The game is framed to be relatively realistic, with your vehicle reacting to varied surfaces differently and the need to switch to differential lock when needs be. If you're riding an ATV, you'll also need to be mindful of weight distribution, as the position of the driver can make all the difference while you're navigating tricky obstacles. In this respect, Overpass does a pretty decent job; whether it's an obstacle course or a hill climb, you really have to fight the physics system to conquer the track.

Unfortunately, this is partly where the game falls down. Sure, you're meant to feel like you're in a battle with the landscape, but more often than not, the landscape wins. It's extremely easy to topple over, or get in a position where it's nigh impossible to move forward. You can respawn whenever you need to, but the balance feels off. This is a very unforgiving game, especially as you'll also be penalised for breaking barrier tape or crossing certain obstacles the wrong way.

Not helping is the unwieldy nature of the handling. At times it can feel pretty good to drive through each location, but again, the simulation aspect gets in the way of the fun. The vehicles you'll be driving have lots of power, but they also have twitchy steering, and because you're never on an even surface, getting to grips with these things is tough. We imagine the right player will relish the challenge of taming this game, but we suspect many will throw in the towel early on.

Visually, the game isn't half bad, but the audio is another matter. Vehicle sounds in particular are a lowlight; if you have any company while playing this, don't be surprised if the terrible engine noises leave you alone with the TV. In terms of performance, the game is mostly fine, running at a steady 30 frames per second -- unless you try playing split screen.

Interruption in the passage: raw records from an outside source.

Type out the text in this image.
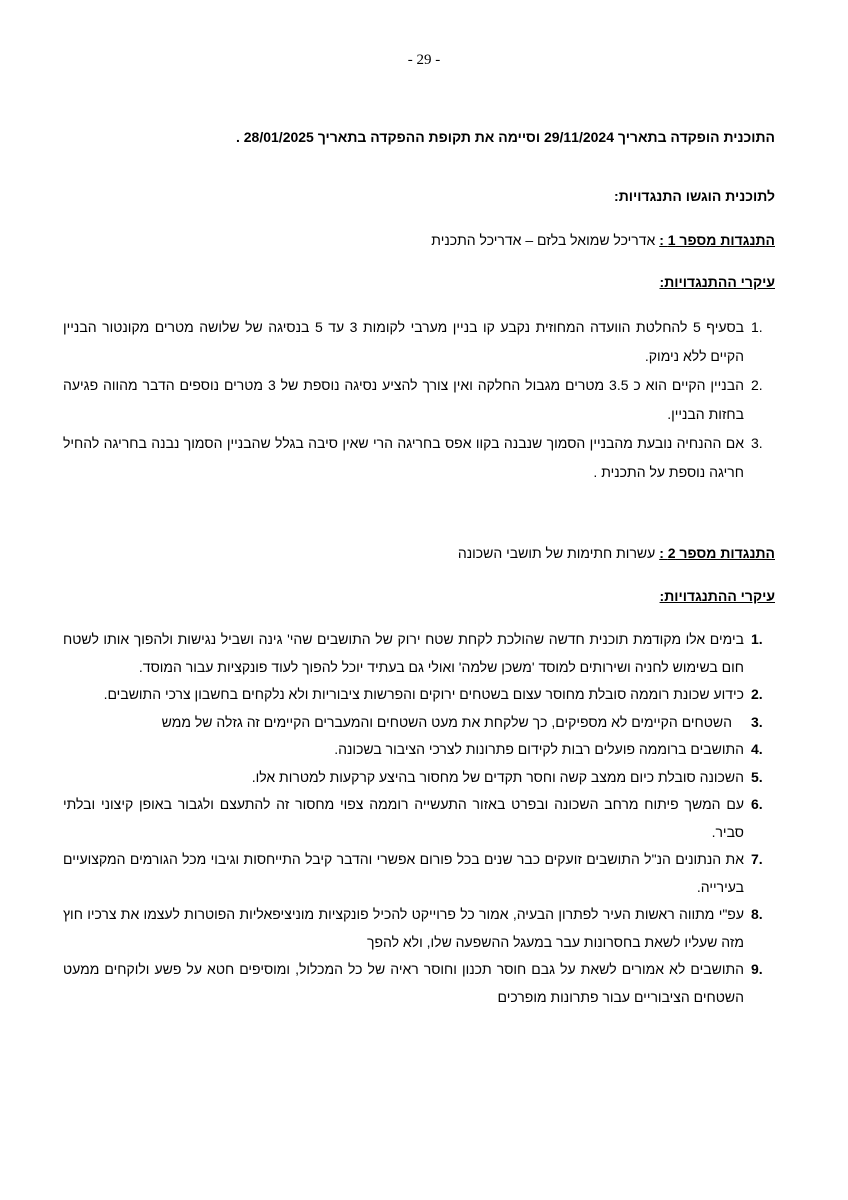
- 29 -
התוכנית הופקדה בתאריך 29/11/2024 וסיימה את תקופת ההפקדה בתאריך 28/01/2025 .
לתוכנית הוגשו התנגדויות:
התנגדות מספר 1 : אדריכל שמואל בלזם – אדריכל התכנית
עיקרי ההתנגדויות:
1.
בסעיף 5 להחלטת הוועדה המחוזית נקבע קו בניין מערבי לקומות 3 עד 5 בנסיגה של שלושה מטרים מקונטור הבניין הקיים ללא נימוק.
2.
הבניין הקיים הוא כ 3.5 מטרים מגבול החלקה ואין צורך להציע נסיגה נוספת של 3 מטרים נוספים הדבר מהווה פגיעה בחזות הבניין.
3.
אם ההנחיה נובעת מהבניין הסמוך שנבנה בקוו אפס בחריגה הרי שאין סיבה בגלל שהבניין הסמוך נבנה בחריגה להחיל חריגה נוספת על התכנית .
התנגדות מספר 2 : עשרות חתימות של תושבי השכונה
עיקרי ההתנגדויות:
1.
בימים אלו מקודמת תוכנית חדשה שהולכת לקחת שטח ירוק של התושבים שהי' גינה ושביל נגישות ולהפוך אותו לשטח חום בשימוש לחניה ושירותים למוסד 'משכן שלמה' ואולי גם בעתיד יוכל להפוך לעוד פונקציות עבור המוסד.
2.
כידוע שכונת רוממה סובלת מחוסר עצום בשטחים ירוקים והפרשות ציבוריות ולא נלקחים בחשבון צרכי התושבים.
3.
השטחים הקיימים לא מספיקים, כך שלקחת את מעט השטחים והמעברים הקיימים זה גזלה של ממש
4.
התושבים ברוממה פועלים רבות לקידום פתרונות לצרכי הציבור בשכונה.
5.
השכונה סובלת כיום ממצב קשה וחסר תקדים של מחסור בהיצע קרקעות למטרות אלו.
6.
עם המשך פיתוח מרחב השכונה ובפרט באזור התעשייה רוממה צפוי מחסור זה להתעצם ולגבור באופן קיצוני ובלתי סביר.
7.
את הנתונים הנ"ל התושבים זועקים כבר שנים בכל פורום אפשרי והדבר קיבל התייחסות וגיבוי מכל הגורמים המקצועיים בעירייה.
8.
עפ"י מתווה ראשות העיר לפתרון הבעיה, אמור כל פרוייקט להכיל פונקציות מוניציפאליות הפוטרות לעצמו את צרכיו חוץ מזה שעליו לשאת בחסרונות עבר במעגל ההשפעה שלו, ולא להפך
9.
התושבים לא אמורים לשאת על גבם חוסר תכנון וחוסר ראיה של כל המכלול, ומוסיפים חטא על פשע ולוקחים ממעט השטחים הציבוריים עבור פתרונות מופרכים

The lack of polish is a shame, because the courses are well designed with multiple potential routes, and the core idea is solid. There's a Career mode in which you'll compete through numerous seasons, earning money for better vehicles and parts, while Quick Race lets you hop into any track and have at it. Split screen or online multiplayer expand your options too -- it's a fairly well rounded game. However, the gameplay is just not where it needs to be; it's a real uphill struggle. That might be apt, but it isn't all that fun.

Conclusion

Overpass has a neat idea at its core, but it's struggled to pull it off effectively. Surmounting treacherous terrain against the clock is sadly not as fun as it sounds, and you're more likely to get frustrated by the iffy handling and strict rules. There's the kernel of a good game here, and we don't doubt some people will enjoy overcoming this game's challenges, but a lack of polish where it matters most puts this game between a rock and a hard place.